Initially, the plot of this game is straightforward. A war is raging somewhere in the deep of space. You, a Lokob officer with the title "Commander of Armies", are commissioned to lead your troops in the campaign against the Unath. However, being too small of a force to fight alone, you must join an alliance and fight alongside two other races, the Rag'ha and the Y'dray. From the very beginning you can sense that there is not a whole lot of love in this relationship and, even though they accepted you, it is obvious that your two allies aren't completely at ease with the idea of having you with them. Nevertheless, you soon receive your initial briefing and prepare for your first taste of battle.

Graphically, this game looks very dated. The map on which you move your units is nothing short of ugly.

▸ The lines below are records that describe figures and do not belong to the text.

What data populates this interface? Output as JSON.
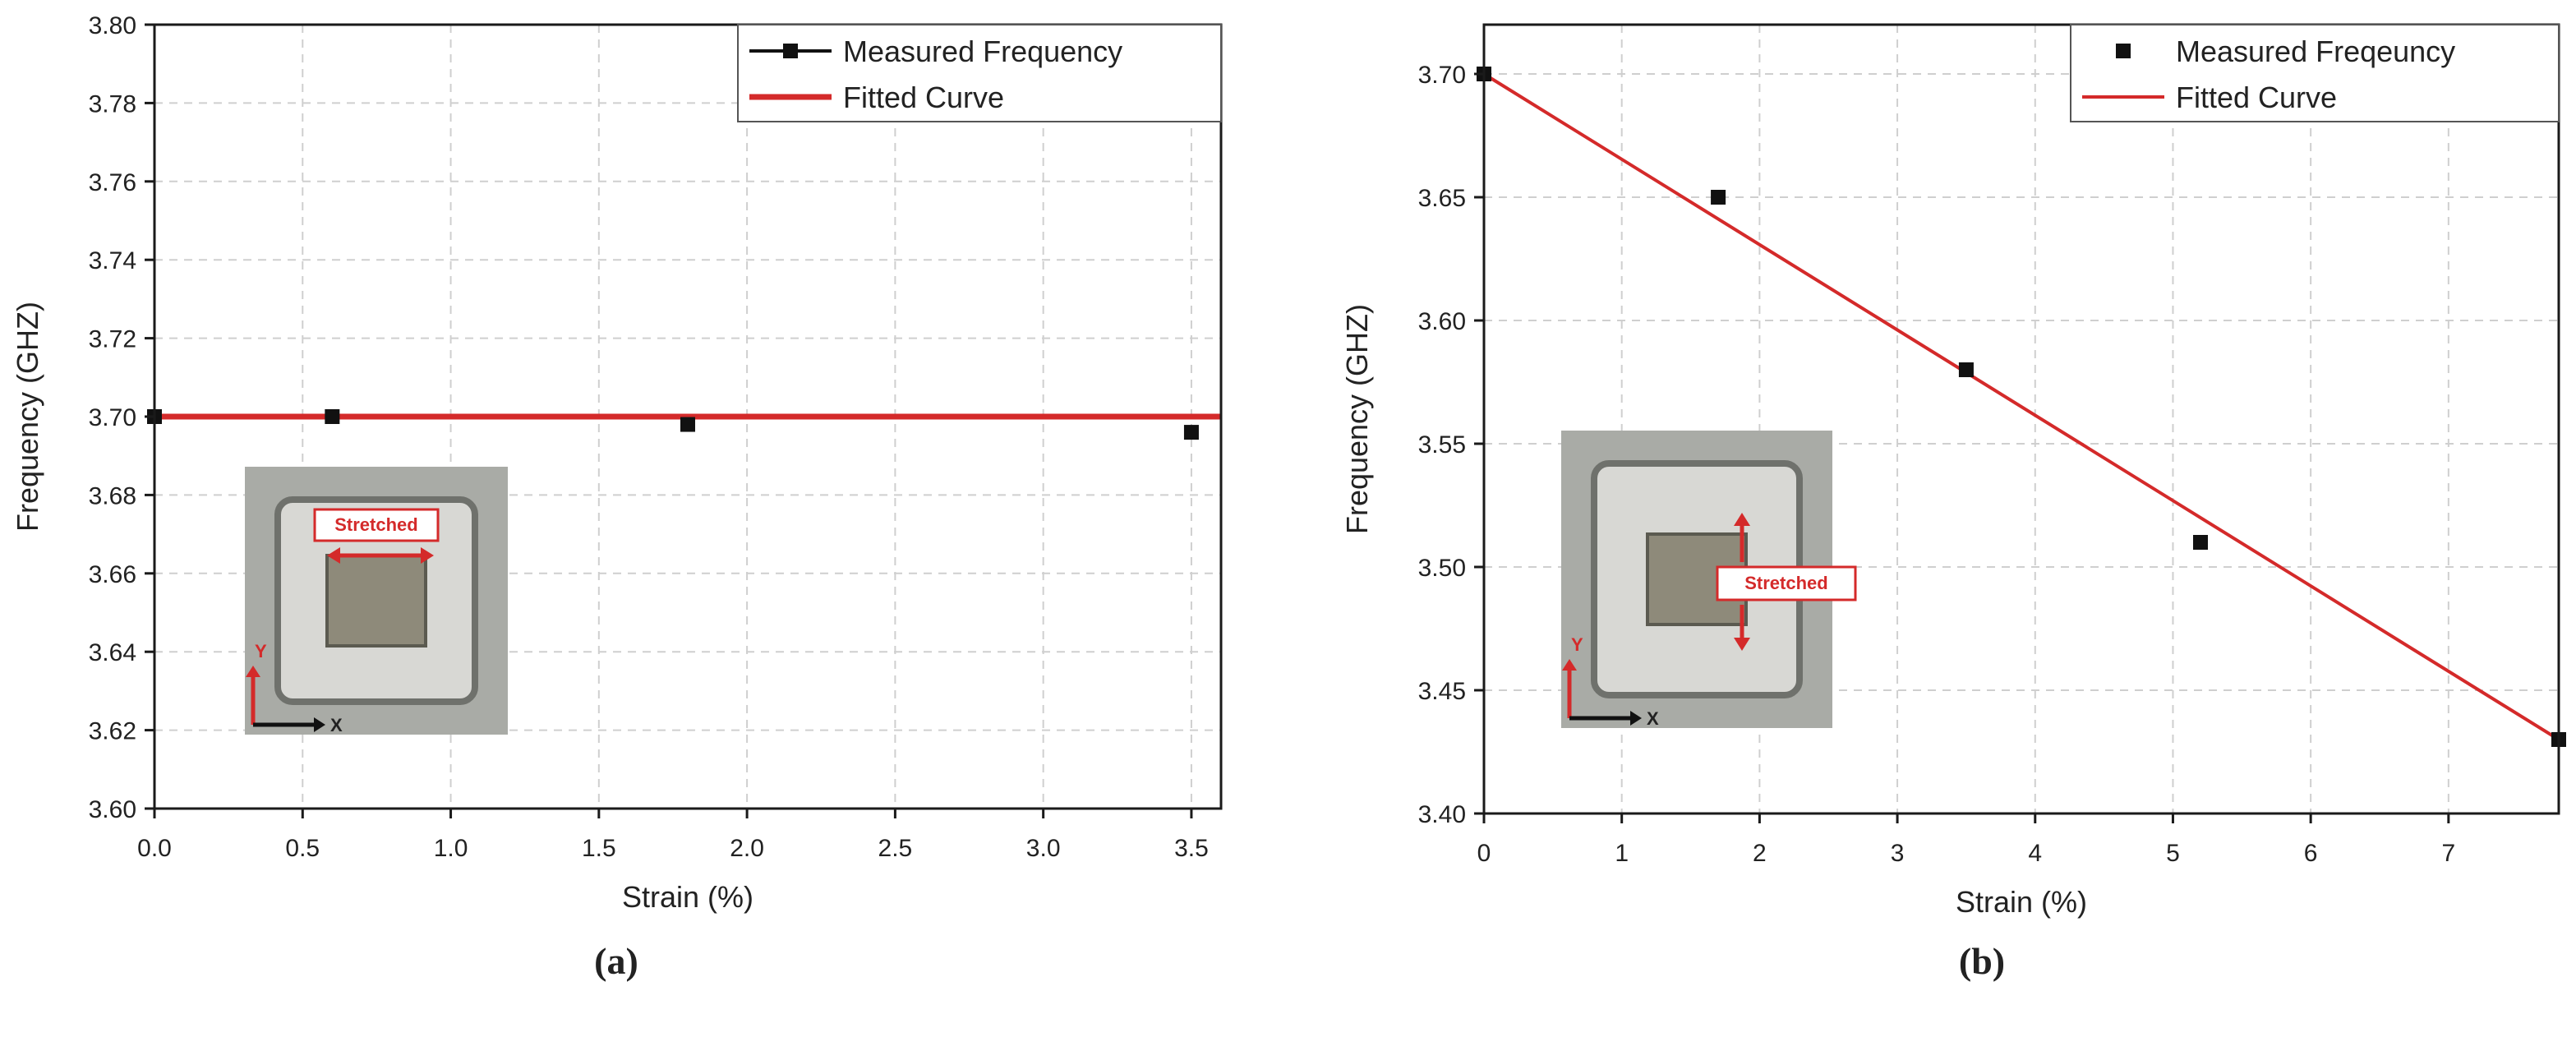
{
  "colors": {
    "grid": "#cfcfcf",
    "axis": "#1a1a1a",
    "fit_line": "#d42a2a",
    "marker": "#111111",
    "inset_label_border": "#d42a2a",
    "inset_label_text": "#d42a2a"
  },
  "chart_data": [
    {
      "type": "scatter",
      "panel_label": "(a)",
      "xlabel": "Strain (%)",
      "ylabel": "Frequency (GHZ)",
      "xlim": [
        0,
        3.6
      ],
      "ylim": [
        3.6,
        3.8
      ],
      "xticks": [
        0.0,
        0.5,
        1.0,
        1.5,
        2.0,
        2.5,
        3.0,
        3.5
      ],
      "xtick_labels": [
        "0.0",
        "0.5",
        "1.0",
        "1.5",
        "2.0",
        "2.5",
        "3.0",
        "3.5"
      ],
      "yticks": [
        3.6,
        3.62,
        3.64,
        3.66,
        3.68,
        3.7,
        3.72,
        3.74,
        3.76,
        3.78,
        3.8
      ],
      "ytick_labels": [
        "3.60",
        "3.62",
        "3.64",
        "3.66",
        "3.68",
        "3.70",
        "3.72",
        "3.74",
        "3.76",
        "3.78",
        "3.80"
      ],
      "grid": true,
      "legend_position": "top-right",
      "series": [
        {
          "name": "Measured Frequency",
          "kind": "points",
          "x": [
            0.0,
            0.6,
            1.8,
            3.5
          ],
          "y": [
            3.7,
            3.7,
            3.698,
            3.696
          ]
        },
        {
          "name": "Fitted Curve",
          "kind": "line",
          "x": [
            0.0,
            3.6
          ],
          "y": [
            3.7,
            3.7
          ]
        }
      ],
      "inset": {
        "label": "Stretched",
        "axis_y": "Y",
        "axis_x": "X",
        "stretch_direction": "horizontal"
      }
    },
    {
      "type": "scatter",
      "panel_label": "(b)",
      "xlabel": "Strain (%)",
      "ylabel": "Frequency (GHZ)",
      "xlim": [
        0,
        7.8
      ],
      "ylim": [
        3.4,
        3.72
      ],
      "xticks": [
        0,
        1,
        2,
        3,
        4,
        5,
        6,
        7
      ],
      "xtick_labels": [
        "0",
        "1",
        "2",
        "3",
        "4",
        "5",
        "6",
        "7"
      ],
      "yticks": [
        3.4,
        3.45,
        3.5,
        3.55,
        3.6,
        3.65,
        3.7
      ],
      "ytick_labels": [
        "3.40",
        "3.45",
        "3.50",
        "3.55",
        "3.60",
        "3.65",
        "3.70"
      ],
      "grid": true,
      "legend_position": "top-right",
      "series": [
        {
          "name": "Measured Freqeuncy",
          "kind": "points",
          "x": [
            0.0,
            1.7,
            3.5,
            5.2,
            7.8
          ],
          "y": [
            3.7,
            3.65,
            3.58,
            3.51,
            3.43
          ]
        },
        {
          "name": "Fitted Curve",
          "kind": "line",
          "x": [
            0.0,
            7.8
          ],
          "y": [
            3.7,
            3.43
          ]
        }
      ],
      "inset": {
        "label": "Stretched",
        "axis_y": "Y",
        "axis_x": "X",
        "stretch_direction": "vertical"
      }
    }
  ]
}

The trees and cliffs appear flat and don't provide any real sense of projection from the landscape; this is in spite of the fact that they block your path anyway. Other features such as ponds and bushes serve the same function but are also so dull and flat looking they don't provide any aesthetic value to the landscape. Thankfully, your units look a little better than the landscape on which you command them. While not the most complex characters I have ever seen, they are completely 3D rendered and look good enough to give the impression that they can actually fight.

As a whole, RTS games are not necessarily known for their outstanding sound effects and stellar music, and this game is no exception. Each unit has their obligatory pair of monotone phrases to recite whenever you activate them, and the background music seems to want you to believe that you are surrounded by singing monks. The news isn't all bad, though. Your briefings between missions contain some very good voice acting. Those of you who are fans of the "Dune" series may recognize the voice of Ian McNeice during briefings with your comrade Colonel Verkkal.

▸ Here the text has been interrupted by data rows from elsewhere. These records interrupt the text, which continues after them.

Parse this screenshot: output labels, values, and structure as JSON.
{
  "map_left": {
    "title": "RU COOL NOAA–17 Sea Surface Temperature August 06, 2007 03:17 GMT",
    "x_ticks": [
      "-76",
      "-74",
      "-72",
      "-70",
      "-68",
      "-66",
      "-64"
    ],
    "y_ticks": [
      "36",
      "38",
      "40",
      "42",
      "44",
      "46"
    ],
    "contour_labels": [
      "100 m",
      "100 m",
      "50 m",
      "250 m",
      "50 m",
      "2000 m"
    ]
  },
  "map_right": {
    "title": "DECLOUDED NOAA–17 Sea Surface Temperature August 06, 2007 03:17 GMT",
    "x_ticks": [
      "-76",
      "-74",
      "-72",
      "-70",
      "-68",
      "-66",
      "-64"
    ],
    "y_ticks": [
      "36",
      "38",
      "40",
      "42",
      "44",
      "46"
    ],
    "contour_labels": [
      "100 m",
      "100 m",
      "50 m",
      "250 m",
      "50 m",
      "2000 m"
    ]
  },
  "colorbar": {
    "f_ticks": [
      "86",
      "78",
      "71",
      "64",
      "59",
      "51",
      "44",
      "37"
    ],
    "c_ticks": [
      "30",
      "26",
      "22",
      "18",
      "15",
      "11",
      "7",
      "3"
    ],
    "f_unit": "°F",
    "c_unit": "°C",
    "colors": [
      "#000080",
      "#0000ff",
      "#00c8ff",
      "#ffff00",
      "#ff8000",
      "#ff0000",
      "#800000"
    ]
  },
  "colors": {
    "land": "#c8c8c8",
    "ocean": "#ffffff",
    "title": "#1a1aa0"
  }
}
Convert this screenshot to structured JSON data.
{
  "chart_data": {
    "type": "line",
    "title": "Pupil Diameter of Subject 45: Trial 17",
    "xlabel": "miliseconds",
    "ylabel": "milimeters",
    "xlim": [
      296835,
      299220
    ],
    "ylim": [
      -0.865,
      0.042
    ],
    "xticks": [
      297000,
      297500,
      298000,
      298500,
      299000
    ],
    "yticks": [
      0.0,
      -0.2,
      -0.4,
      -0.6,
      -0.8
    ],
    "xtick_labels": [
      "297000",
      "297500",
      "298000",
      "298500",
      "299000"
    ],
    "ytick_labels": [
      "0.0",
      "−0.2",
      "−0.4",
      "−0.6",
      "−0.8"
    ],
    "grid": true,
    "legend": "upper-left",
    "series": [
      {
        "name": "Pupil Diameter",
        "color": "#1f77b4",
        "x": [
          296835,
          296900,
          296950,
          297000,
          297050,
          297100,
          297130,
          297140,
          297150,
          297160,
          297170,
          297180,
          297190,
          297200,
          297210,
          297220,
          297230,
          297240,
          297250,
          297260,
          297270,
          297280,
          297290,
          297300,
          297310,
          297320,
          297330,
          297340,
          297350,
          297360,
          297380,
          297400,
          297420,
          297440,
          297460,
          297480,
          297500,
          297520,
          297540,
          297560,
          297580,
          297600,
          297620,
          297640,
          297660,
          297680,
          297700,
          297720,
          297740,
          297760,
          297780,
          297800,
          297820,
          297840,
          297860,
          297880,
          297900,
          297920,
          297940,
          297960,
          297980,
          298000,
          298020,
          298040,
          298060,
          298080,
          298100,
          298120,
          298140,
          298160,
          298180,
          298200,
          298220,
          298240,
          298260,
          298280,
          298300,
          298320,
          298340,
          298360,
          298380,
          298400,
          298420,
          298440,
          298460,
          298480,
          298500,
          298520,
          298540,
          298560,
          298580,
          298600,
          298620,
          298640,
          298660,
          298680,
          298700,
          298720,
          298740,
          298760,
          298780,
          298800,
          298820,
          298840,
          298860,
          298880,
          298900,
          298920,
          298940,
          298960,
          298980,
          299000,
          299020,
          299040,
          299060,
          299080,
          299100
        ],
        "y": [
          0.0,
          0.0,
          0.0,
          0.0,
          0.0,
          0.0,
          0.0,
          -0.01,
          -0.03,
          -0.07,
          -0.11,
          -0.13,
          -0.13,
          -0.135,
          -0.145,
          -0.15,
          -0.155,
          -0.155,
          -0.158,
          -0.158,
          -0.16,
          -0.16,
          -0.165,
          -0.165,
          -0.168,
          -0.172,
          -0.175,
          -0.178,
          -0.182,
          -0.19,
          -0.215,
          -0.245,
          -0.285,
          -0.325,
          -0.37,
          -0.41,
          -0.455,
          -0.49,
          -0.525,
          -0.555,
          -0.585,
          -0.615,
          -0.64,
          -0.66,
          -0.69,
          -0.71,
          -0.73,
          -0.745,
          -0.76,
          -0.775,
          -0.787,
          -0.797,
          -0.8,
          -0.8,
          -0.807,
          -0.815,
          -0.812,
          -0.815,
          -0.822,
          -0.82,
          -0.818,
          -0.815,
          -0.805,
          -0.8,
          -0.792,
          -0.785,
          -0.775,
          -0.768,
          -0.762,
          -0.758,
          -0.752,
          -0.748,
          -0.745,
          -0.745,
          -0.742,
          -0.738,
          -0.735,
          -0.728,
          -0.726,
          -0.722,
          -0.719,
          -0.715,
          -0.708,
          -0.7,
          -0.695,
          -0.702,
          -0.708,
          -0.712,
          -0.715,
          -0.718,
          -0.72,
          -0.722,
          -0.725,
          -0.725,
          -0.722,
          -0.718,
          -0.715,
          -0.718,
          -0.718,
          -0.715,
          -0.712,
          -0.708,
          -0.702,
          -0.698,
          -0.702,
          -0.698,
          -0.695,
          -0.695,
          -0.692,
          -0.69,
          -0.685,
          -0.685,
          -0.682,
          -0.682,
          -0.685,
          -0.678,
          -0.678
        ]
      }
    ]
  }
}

Movement of your units on the map is easy enough. Activate a unit, select a command, and pick a target. Your units are all simplistic as well, each possessing just one or two functions. Despite this simple gameplay, the game requires the use of tactics which may take some players a little time to get used to. The missions are set up to keep unit numbers low and make you focus more on how you use your troops instead of how many you have. Thus, instead of just taking all your troops and marching into enemy territory with the simple goal of annihilating everything in sight, there will be many times in which a different strategy will be required. There are a number of missions which are designed to be unbeatable by brute force alone; as an alternative in these cases, victory is measured in terms of the amount of delay or other such hindrances you manage to inflict on the enemy. Another thing that gives I of the Enemy a different feel is that there is less emphasis put on the gathering of goods and supplies. This allows the player to focus more on the military action and tactics required to beat the mission. Even more strategy comes into play as you can carry units with you from mission to mission. This is made all the more important because your units level up as they gain more experience in battle.

If you prefer to do more than just defeat the pre-programmed opposition in campaign mode, be at ease. You and your friends will be able to play together via a LAN or over the internet with GameSpy. Included in this multiplayer mode is the ability to bring along your saved troops. Another neat feature to be incorporated into the game is going to be the ability for you to create your own map using a map editor. It will be interesting to see exactly how big of an advantage you can give yourself by loading up one of your custom maps to try out on your pals.

I of the Enemy will not be on every gamer's wish list. Veteran RTS players will probably be disappointed by the less than stunning graphics and the simplistic style of play. But, if you are new to the world of RTS games, or even if you are an old pro who just wants to try a game with a little different feel to it, give this one some thought; and with a price tag under $20, why wouldn't you? It may not shake the gaming world or change your view of video games forever, but it will be an entertaining RTS game with a well presented story and enough plot twists to keep you into it to the end.